In checking with Amtrak's "Julie," we learned that the Southwest Chief and California Zephyr would be on each other's tail soon, so we camped out in Cameron where the old Santa Fe goes over the old BN/CB&Q. Here's No. 4, the Chief, at 12:04, engines 83/92. Carol took the digitals here of both Amtraks, going too fast for me to work both cameras, and slides still come first!

And 8 minutes later at 12:12  here is No. 6, engines 42/155, 9 cars.

Well, I did finally take a rail photo in Galesburg -- of this caboose at the Children's Museum across the street from the Amtrak depot, at 12:42 p.m.

As we were leaving to head east on Route 34, an eastbound CSX grain train was right behind us, so at the edge of town we set up for a second Galesburg rail-related photo, untis 5230/5451/7337 at 12:47 p.m.

We arrived in Galva and heard of a local at the ethanol plant east of town ready to return to Galesburg, but the d.s. told him he had one eastbound to run -- our old friend the CSX grain train, which surprised us with how fast he got there, hence this grab shot at 1:21. We hung around for awhile, but the dispatcher was not really an on-the-ball type and forgot about the local, so we went to Subway and got sandwiches. This of course got the local going!

And here he is, 2814/2119 with 1 car, at 2:12 p.m.

We knew two westbounds were somewhere around Kewanee, so we went via back roads to West Kewanee interlocking to have our lunch, and soon this first guy showed up, at 2:34, NS 9721/7561 on a coal empty.

Having finished lunch, we meandered into town and saw this guy leaving East Kewanee and got this nice shot in town at 2:51, 9467/9188.

We then hit "the Amtrak window" for the two westbounds. After a quick frozen custard stop in Princeton, we parked on the Route 34 overpass for No. 5, the California Zephyr, engines 165/184/133, at 3:40. I do not know why the Heritage 184 was on this train. It's possible the lead unit was a replacement for the "Denver protect" engine Amtrak often stations there. Carol shot these digitals, and also the Chief in Mendota. The highway in the background is Interstate 80.

The Mendota switcher usually rates a photo, parked by the depot.

Unusual was this trio parked in the yard north of the depot, 5109/7256/CP 6073, photographed at 4:22. Amtrak No. 3 was on-time out of Naperville and due here at 4:25, but waiting for the CSX grain train to overtake a staged coal load socked the Chief about 20 minutes. I speculated these units may have been for a grain train to be loaded at the new loadout east of town by I-39, but there was no train there, so I have no answer for these units' presence.

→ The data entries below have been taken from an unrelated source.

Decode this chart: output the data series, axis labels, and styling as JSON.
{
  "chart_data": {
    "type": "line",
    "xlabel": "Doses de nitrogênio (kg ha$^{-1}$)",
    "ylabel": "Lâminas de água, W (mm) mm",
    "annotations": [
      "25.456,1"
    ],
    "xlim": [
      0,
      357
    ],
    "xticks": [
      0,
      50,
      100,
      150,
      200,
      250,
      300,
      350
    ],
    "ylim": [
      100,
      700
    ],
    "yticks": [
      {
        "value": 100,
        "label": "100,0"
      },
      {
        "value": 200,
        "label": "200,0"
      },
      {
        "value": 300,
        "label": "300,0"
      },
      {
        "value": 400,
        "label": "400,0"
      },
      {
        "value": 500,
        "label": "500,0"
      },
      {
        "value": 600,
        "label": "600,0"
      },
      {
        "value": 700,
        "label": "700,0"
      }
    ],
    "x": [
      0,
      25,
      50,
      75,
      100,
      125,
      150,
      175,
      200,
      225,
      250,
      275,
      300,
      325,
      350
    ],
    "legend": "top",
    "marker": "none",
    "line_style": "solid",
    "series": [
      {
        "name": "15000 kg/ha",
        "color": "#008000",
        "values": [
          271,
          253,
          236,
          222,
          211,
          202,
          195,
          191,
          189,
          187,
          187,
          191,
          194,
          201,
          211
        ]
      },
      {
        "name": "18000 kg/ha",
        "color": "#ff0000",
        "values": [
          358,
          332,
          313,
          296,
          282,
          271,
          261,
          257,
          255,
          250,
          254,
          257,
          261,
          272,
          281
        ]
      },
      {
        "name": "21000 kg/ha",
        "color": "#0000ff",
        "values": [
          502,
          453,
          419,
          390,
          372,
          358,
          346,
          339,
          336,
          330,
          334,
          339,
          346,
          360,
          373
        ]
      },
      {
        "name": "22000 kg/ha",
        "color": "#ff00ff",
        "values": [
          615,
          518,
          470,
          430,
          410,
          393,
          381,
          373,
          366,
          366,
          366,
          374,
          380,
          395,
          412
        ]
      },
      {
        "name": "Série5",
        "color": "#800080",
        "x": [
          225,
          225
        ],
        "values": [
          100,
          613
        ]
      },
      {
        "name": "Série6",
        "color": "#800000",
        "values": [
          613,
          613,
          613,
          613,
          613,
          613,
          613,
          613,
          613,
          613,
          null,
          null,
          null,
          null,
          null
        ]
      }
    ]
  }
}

So of course in the intervening 20 minutes, the sun disappeared for good for the day behind a huge front of dark clouds. Here's No. 3 arriving, 62/77 and 9 cars, at 4:50. We gassed up out at I-39 and headed home at 5 p.m., arriving in Waukesha about 7:15, grabbed a quick supper, and were home by 8 pm, beat but satisfied with a bonus two days after our "book celebration weekend."